[fpc-devel] Trying to understand the wiki-Page "FPC Unicodesupport"

Sat Nov 29 15:02:58 CET 2014

In our previous episode, Hans-Peter Diettrich said:
> >> storage, we'll have to take that into account.
> > 
> > (16-bit codepages were designed into OS/2 and Windows NT before utf-8 even
> > existed)
> 
> Right, both systems were developed by Microsoft :-]

A cooperation between IBM and Microsoft starting in 1984 to somewhere in the
early nineties, yes. (or Micro Soft, I can't remember
when they dropped the space).

From
http://en.wikipedia.org/wiki/Microsoft#1984.E2.80.9394:_Windows_and_Office

"Microsoft released its version of OS/2 to original equipment manufacturers
(OEMs) on April 2, 1987"

> No problem, as long as proper host/network byteorder conversion is 
> applied in reading/writing such files. 

I don't see that as something evident. crlf vs lf is not fully transparent
either, just open an lf file with notepad. Many unix editors show crs etc.
There isn't even an universal marker to signal it (like BOMs)
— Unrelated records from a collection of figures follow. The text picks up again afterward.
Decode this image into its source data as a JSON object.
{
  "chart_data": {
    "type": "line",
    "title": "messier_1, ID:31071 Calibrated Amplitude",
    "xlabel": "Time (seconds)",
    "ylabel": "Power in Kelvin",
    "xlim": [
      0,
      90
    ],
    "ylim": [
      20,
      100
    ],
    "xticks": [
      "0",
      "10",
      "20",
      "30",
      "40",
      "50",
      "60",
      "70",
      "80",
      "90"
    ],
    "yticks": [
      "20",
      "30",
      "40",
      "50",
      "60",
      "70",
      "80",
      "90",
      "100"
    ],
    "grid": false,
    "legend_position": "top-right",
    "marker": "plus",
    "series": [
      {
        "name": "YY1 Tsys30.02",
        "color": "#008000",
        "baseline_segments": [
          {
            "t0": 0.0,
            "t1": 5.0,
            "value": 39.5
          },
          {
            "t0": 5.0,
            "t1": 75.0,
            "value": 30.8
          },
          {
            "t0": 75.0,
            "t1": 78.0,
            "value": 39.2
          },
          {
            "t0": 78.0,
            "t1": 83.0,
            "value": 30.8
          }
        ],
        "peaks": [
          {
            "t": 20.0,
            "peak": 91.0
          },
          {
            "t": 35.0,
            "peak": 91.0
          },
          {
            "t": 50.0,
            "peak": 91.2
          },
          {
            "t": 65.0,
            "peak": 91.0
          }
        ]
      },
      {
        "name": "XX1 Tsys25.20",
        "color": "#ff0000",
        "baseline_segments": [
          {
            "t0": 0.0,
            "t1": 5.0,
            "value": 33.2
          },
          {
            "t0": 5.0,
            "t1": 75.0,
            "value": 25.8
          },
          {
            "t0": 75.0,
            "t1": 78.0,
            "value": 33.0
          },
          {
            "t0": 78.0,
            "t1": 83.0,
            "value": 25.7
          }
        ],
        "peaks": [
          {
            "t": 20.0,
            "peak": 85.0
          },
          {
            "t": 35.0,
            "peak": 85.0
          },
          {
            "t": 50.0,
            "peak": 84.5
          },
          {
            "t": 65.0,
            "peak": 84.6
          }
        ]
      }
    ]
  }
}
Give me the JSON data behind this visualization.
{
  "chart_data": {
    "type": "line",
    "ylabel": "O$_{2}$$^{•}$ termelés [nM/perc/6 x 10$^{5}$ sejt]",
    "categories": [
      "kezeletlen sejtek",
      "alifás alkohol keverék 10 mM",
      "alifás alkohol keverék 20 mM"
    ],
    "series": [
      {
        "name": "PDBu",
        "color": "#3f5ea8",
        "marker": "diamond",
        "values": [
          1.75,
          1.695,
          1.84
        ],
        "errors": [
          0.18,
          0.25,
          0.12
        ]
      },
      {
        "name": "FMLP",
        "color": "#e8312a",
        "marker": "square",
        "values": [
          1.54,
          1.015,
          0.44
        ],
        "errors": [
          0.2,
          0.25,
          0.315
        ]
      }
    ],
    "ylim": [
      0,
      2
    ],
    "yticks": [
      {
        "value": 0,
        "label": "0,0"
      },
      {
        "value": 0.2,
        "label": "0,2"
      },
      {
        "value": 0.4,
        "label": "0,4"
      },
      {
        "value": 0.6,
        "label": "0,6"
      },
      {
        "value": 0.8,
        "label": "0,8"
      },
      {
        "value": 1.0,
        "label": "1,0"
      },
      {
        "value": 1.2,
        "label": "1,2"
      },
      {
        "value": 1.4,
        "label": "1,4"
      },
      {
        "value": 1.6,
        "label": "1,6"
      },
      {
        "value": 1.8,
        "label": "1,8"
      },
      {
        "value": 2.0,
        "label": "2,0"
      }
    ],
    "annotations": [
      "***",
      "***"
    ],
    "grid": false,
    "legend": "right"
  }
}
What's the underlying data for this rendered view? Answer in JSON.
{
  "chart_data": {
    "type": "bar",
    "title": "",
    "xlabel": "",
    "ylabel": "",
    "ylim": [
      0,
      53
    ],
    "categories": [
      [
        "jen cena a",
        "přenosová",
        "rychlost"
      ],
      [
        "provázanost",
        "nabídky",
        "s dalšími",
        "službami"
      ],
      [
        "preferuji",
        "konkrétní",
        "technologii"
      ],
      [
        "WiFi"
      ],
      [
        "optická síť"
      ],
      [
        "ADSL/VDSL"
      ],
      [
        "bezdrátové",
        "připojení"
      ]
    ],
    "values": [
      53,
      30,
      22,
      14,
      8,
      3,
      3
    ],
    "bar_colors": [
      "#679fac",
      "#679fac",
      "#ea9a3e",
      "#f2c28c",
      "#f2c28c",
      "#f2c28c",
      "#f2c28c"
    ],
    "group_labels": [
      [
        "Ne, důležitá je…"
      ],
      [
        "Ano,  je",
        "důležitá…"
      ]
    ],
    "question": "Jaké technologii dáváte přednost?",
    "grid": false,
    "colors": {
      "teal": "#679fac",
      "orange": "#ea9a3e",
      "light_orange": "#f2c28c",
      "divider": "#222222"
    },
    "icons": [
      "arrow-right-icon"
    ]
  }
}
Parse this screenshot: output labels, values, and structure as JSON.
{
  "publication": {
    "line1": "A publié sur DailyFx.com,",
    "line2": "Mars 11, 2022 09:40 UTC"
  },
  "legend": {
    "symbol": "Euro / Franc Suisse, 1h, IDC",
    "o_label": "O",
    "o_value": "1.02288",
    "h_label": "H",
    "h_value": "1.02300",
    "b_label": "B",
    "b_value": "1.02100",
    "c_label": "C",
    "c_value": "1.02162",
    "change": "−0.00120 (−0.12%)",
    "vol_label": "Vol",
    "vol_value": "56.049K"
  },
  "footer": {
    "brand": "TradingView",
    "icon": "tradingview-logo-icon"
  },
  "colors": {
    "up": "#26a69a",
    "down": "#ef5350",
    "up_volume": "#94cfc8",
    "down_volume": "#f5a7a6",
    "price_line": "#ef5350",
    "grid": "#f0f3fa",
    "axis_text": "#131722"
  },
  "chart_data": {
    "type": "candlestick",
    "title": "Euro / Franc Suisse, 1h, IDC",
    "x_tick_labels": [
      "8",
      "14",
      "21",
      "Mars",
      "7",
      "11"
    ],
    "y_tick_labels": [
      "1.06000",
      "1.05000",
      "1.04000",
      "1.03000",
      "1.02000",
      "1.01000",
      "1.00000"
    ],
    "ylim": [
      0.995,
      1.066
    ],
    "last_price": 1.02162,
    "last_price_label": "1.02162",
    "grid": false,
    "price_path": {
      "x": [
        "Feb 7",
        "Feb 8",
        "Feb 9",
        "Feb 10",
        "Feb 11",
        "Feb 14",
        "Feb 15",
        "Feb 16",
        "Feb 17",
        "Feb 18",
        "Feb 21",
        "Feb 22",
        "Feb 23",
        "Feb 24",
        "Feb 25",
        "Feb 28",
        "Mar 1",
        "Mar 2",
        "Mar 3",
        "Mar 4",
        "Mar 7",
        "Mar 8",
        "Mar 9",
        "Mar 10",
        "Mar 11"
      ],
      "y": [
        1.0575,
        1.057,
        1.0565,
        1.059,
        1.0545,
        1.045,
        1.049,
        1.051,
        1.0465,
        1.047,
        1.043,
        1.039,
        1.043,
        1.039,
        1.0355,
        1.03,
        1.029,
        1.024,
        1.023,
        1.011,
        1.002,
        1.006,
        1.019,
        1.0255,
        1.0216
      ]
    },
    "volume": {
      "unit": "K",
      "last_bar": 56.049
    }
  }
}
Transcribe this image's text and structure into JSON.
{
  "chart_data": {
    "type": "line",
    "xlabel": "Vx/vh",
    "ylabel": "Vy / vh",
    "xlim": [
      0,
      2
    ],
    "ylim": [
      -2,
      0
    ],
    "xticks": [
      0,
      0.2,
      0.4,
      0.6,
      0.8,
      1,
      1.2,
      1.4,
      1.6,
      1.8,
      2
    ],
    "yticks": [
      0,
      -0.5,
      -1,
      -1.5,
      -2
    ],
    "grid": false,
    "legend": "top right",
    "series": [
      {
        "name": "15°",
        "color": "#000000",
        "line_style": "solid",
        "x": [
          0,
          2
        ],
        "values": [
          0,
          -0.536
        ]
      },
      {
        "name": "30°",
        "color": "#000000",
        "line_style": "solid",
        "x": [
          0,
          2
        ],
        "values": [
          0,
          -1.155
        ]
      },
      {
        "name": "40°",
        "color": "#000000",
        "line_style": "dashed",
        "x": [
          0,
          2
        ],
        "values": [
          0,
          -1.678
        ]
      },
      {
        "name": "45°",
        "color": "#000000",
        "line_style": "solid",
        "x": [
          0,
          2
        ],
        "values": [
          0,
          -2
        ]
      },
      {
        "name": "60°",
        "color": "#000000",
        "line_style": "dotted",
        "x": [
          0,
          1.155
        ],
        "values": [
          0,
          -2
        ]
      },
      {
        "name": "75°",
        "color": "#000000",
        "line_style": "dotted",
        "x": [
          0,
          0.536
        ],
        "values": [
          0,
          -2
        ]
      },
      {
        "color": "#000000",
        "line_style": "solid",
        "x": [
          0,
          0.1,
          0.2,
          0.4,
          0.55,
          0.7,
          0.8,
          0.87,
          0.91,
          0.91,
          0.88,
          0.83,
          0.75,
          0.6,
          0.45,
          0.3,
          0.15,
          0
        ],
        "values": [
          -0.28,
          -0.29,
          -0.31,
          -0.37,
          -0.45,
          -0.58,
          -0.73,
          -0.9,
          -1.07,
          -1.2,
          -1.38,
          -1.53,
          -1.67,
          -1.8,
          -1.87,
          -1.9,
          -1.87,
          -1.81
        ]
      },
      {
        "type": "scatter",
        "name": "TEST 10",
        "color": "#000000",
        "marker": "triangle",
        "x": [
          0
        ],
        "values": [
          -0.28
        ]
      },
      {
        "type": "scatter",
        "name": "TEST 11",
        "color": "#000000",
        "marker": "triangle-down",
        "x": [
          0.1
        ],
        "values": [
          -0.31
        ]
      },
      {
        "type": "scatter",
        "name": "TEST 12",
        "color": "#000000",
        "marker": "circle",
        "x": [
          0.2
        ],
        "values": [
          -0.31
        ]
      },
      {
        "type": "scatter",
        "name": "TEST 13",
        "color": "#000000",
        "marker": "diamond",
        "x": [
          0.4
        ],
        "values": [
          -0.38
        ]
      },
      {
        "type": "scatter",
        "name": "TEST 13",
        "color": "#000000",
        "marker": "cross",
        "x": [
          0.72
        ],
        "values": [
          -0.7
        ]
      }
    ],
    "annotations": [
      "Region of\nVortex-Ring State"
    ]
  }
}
Putting layer upon layer in a misguided attempt to make anything accept
anything transparent is IMHO a waste of both time resources and computing.  Better
intensively maintain a few good converters, and strengthen metadata
processing and retention to make it automatic in a few places where it
really matters. I'm no security expert, but I guess from a security
viewpoint that is better too.

> But times have changed, nowadays the Internet requires certain common 
> standards (e.g. 8-bit bytes = octets, HTML, Unicode and more), which 
> allow for data exchange across machine and country boundaries.

Internet protocols are properly annotated with metadata, so are easiest to
deal with.  That doesn't make it an requirement to push this throughout the
whole RTL, a simple routine in e.g.  the webserver can handle that at the
gate without bogging down the rest of the system with redundant checks.